Brosset (Marie-Félicité), Éléments de la langue géorgienne..., Paris, 1837. (Introduction concernant les manuscrits géorgiens de la Bibliothèque nationale).

Catalogues manuscrits

Langlois (Victor), « Catalogue des manuscrits géorgiens de la Bibliothèque impériale », vers 1867. [Notices de M. F. Brosset sur quelques manuscrits géorgiens de la Bibliothèque.] Géorgien 29
Feer (Léon), « Catalogue des manuscrits géorgiens », [Paris], 31 décembre 1897. (Catalogue 521) [Avantpropos avec l'historique du fonds et un index.]
Reinaud (Joseph-Toussaint), « Catalogues de divers fonds orientaux ». N. a. fr. 5433.
« Fonds orientaux. Langues diverses », 1889, vol.
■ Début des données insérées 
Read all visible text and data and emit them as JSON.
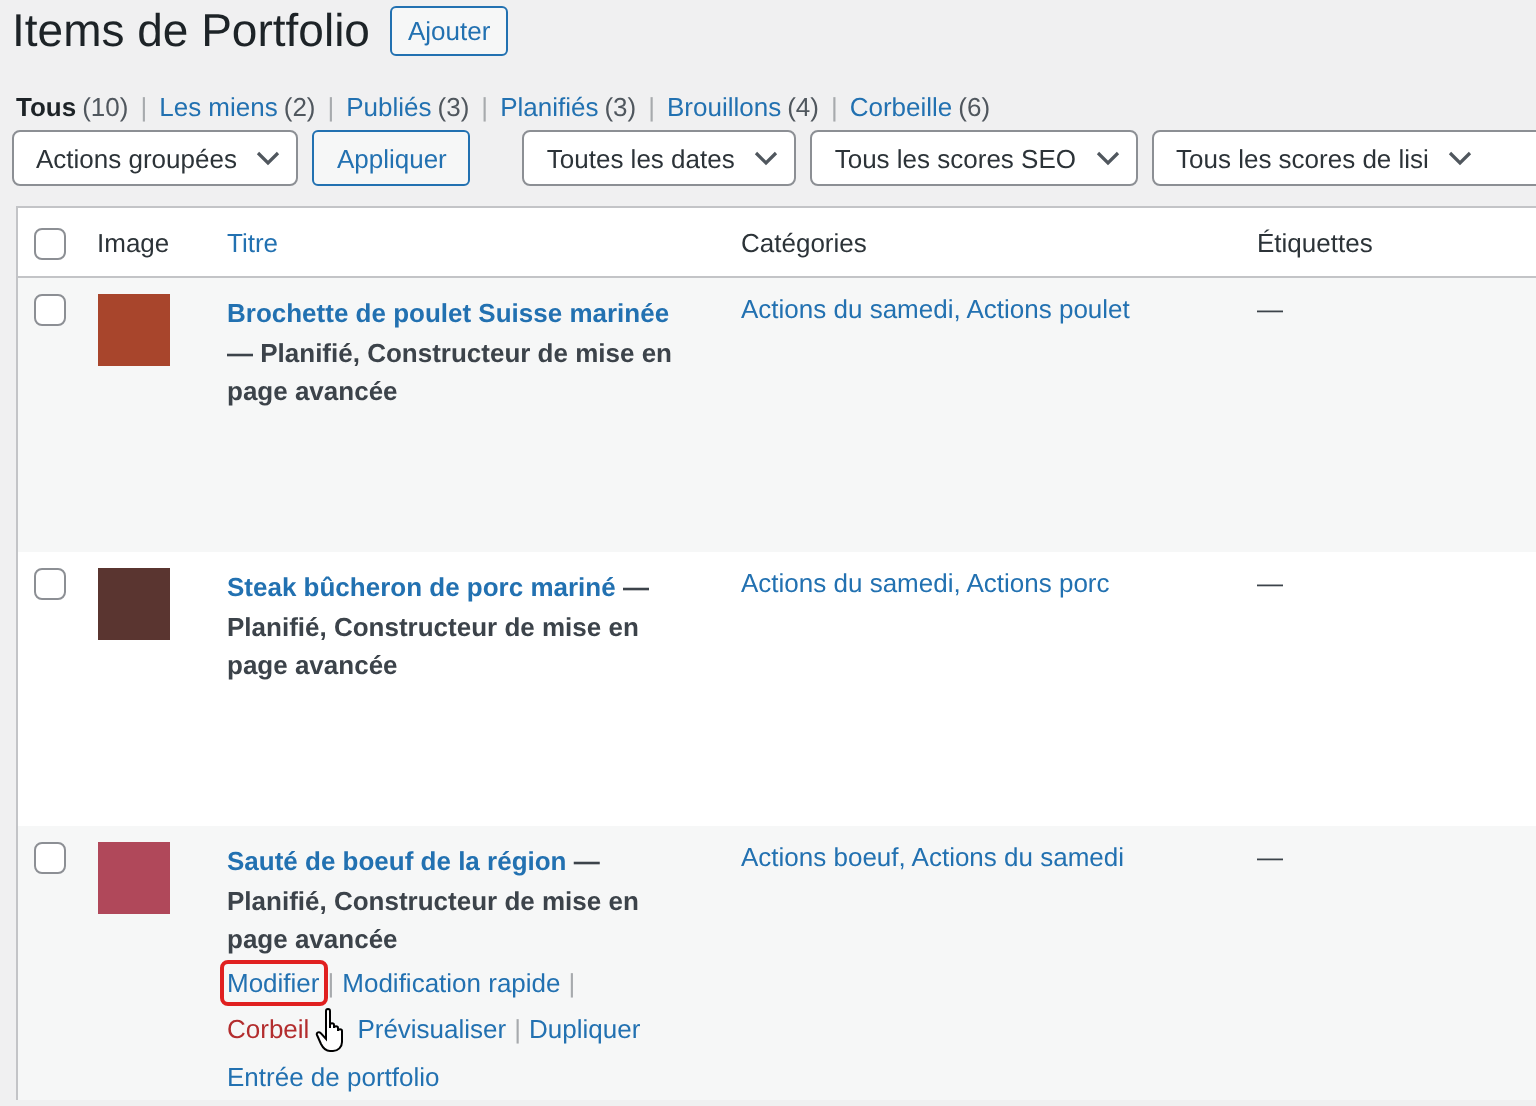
{
  "page": {
    "title": "Items de Portfolio",
    "add_button": "Ajouter"
  },
  "filters": [
    {
      "label": "Tous",
      "count": "(10)",
      "selected": true
    },
    {
      "sep": "|",
      "label": "Les miens",
      "count": "(2)",
      "selected": false
    },
    {
      "sep": "|",
      "label": "Publiés",
      "count": "(3)",
      "selected": false
    },
    {
      "sep": "|",
      "label": "Planifiés",
      "count": "(3)",
      "selected": false
    },
    {
      "sep": "|",
      "label": "Brouillons",
      "count": "(4)",
      "selected": false
    },
    {
      "sep": "|",
      "label": "Corbeille",
      "count": "(6)",
      "selected": false
    }
  ],
  "toolbar": [
    {
      "kind": "select",
      "value": "Actions groupées"
    },
    {
      "kind": "button",
      "label": "Appliquer"
    },
    {
      "kind": "select",
      "value": "Toutes les dates"
    },
    {
      "kind": "select",
      "value": "Tous les scores SEO"
    },
    {
      "kind": "select",
      "value": "Tous les scores de lisi"
    }
  ],
  "table": {
    "select_all": {
      "checked": false
    },
    "columns": [
      {
        "label": "Image",
        "kind": "plain"
      },
      {
        "label": "Titre",
        "kind": "sortable"
      },
      {
        "label": "Catégories",
        "kind": "plain"
      },
      {
        "label": "Étiquettes",
        "kind": "plain"
      }
    ],
    "rows": [
      {
        "checked": false,
        "title": "Brochette de poulet Suisse marinée",
        "state": "— Planifié, Constructeur de mise en page avancée",
        "categories": "Actions du samedi, Actions poulet",
        "tags": "—",
        "actions": []
      },
      {
        "checked": false,
        "title": "Steak bûcheron de porc mariné",
        "state": "— Planifié, Constructeur de mise en page avancée",
        "categories": "Actions du samedi, Actions porc",
        "tags": "—",
        "actions": []
      },
      {
        "checked": false,
        "title": "Sauté de boeuf de la région",
        "state": "— Planifié, Constructeur de mise en page avancée",
        "categories": "Actions boeuf, Actions du samedi",
        "tags": "—",
        "actions": [
          {
            "label": "Modifier",
            "kind": "link",
            "highlighted": true,
            "sep": "|"
          },
          {
            "label": "Modification rapide",
            "kind": "link",
            "highlighted": false,
            "sep": "|"
          },
          {
            "label": "Corbeil",
            "kind": "danger",
            "highlighted": false
          },
          {
            "label": "Prévisualiser",
            "kind": "link",
            "highlighted": false,
            "sep": "|"
          },
          {
            "label": "Dupliquer",
            "kind": "link",
            "highlighted": false
          },
          {
            "label": "Entrée de portfolio",
            "kind": "link",
            "highlighted": false
          }
        ]
      }
    ]
  }
}
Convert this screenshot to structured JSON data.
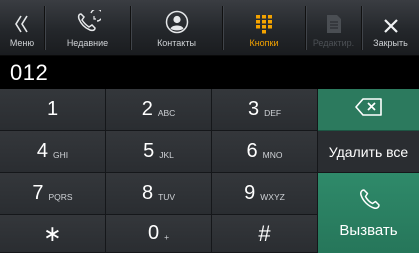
{
  "topbar": {
    "menu_label": "Меню",
    "recent_label": "Недавние",
    "contacts_label": "Контакты",
    "keypad_label": "Кнопки",
    "edit_label": "Редактир.",
    "close_label": "Закрыть",
    "active_color": "#f4a300"
  },
  "display": {
    "number": "012"
  },
  "keypad": {
    "keys": [
      {
        "digit": "1",
        "letters": ""
      },
      {
        "digit": "2",
        "letters": "ABC"
      },
      {
        "digit": "3",
        "letters": "DEF"
      },
      {
        "digit": "4",
        "letters": "GHI"
      },
      {
        "digit": "5",
        "letters": "JKL"
      },
      {
        "digit": "6",
        "letters": "MNO"
      },
      {
        "digit": "7",
        "letters": "PQRS"
      },
      {
        "digit": "8",
        "letters": "TUV"
      },
      {
        "digit": "9",
        "letters": "WXYZ"
      },
      {
        "digit": "∗",
        "letters": ""
      },
      {
        "digit": "0",
        "letters": "+"
      },
      {
        "digit": "#",
        "letters": ""
      }
    ]
  },
  "actions": {
    "delete_all_label": "Удалить все",
    "call_label": "Вызвать",
    "accent_color": "#2c7a5e"
  },
  "icons": {
    "menu": "chevron-double-left-icon",
    "recent": "phone-history-icon",
    "contacts": "contact-person-icon",
    "keypad": "keypad-grid-icon",
    "edit": "edit-document-icon",
    "close": "close-icon",
    "backspace": "backspace-icon",
    "call": "phone-icon"
  }
}
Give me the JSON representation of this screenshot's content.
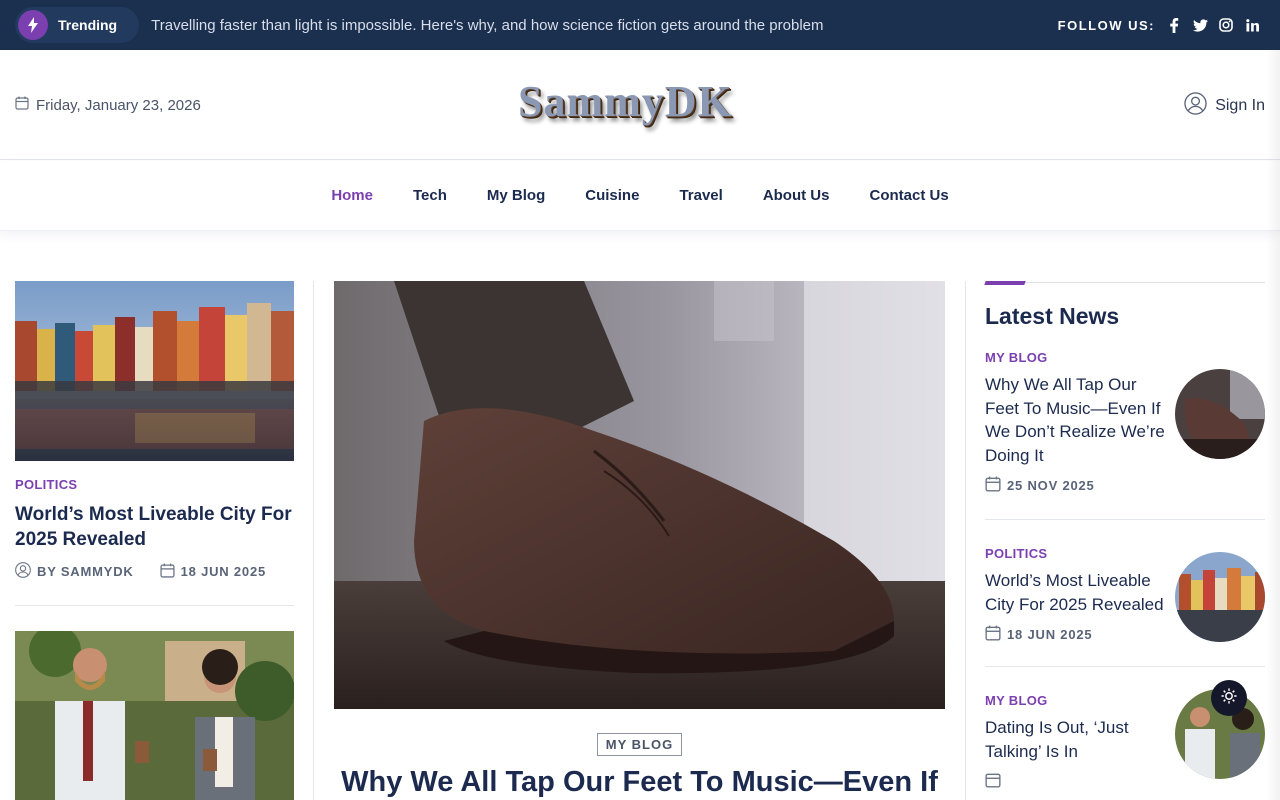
{
  "topbar": {
    "trending_label": "Trending",
    "ticker": "Travelling faster than light is impossible. Here's why, and how science fiction gets around the problem",
    "follow_label": "FOLLOW US:",
    "social": [
      "facebook-icon",
      "twitter-icon",
      "instagram-icon",
      "linkedin-icon"
    ]
  },
  "header": {
    "date": "Friday, January 23, 2026",
    "logo": "SammyDK",
    "signin": "Sign In"
  },
  "nav": {
    "items": [
      "Home",
      "Tech",
      "My Blog",
      "Cuisine",
      "Travel",
      "About Us",
      "Contact Us"
    ],
    "active": "Home"
  },
  "left": {
    "post": {
      "category": "POLITICS",
      "title": "World’s Most Liveable City For 2025 Revealed",
      "author": "BY SAMMYDK",
      "date": "18 JUN 2025"
    }
  },
  "featured": {
    "category": "MY BLOG",
    "title": "Why We All Tap Our Feet To Music—Even If"
  },
  "latest": {
    "title": "Latest News",
    "items": [
      {
        "category": "MY BLOG",
        "title": "Why We All Tap Our Feet To Music—Even If We Don’t Realize We’re Doing It",
        "date": "25 NOV 2025"
      },
      {
        "category": "POLITICS",
        "title": "World’s Most Liveable City For 2025 Revealed",
        "date": "18 JUN 2025"
      },
      {
        "category": "MY BLOG",
        "title": "Dating Is Out, ‘Just Talking’ Is In",
        "date": ""
      }
    ]
  },
  "colors": {
    "navy": "#1b2f4f",
    "accent": "#7b3fb0",
    "text": "#1b2a4e"
  }
}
I, f. 144 : Géorgien.

Autres références :

« Recueil de pièces relatives aux manuscrits orientaux ». N. a. fr. 5441.

Bibliographie

Khakhanov (A.), « Les manuscrits géorgiens de la Bibliothèque nationale de Paris », Moambé [Le Messager], Tiflis, janvier 1898, I, 2, p. 1-20. [En géorgien.] .

Bibliographie

Takaïchvili (E.), Les Manuscrits géorgiens de la Bibliothèque Nationale de Paris et les vingt alphabets secrets géorgiens, Paris, 1933. [En géorgien.]
Berthier (Annie), dir., Manuscrits, xylographes, estampages : les collections orientales du Département des manuscrits : guide. Paris, Bibliothèque nationale de France, 2000 .

Documents de substitution

Microfilms noir et blanc à la même cote.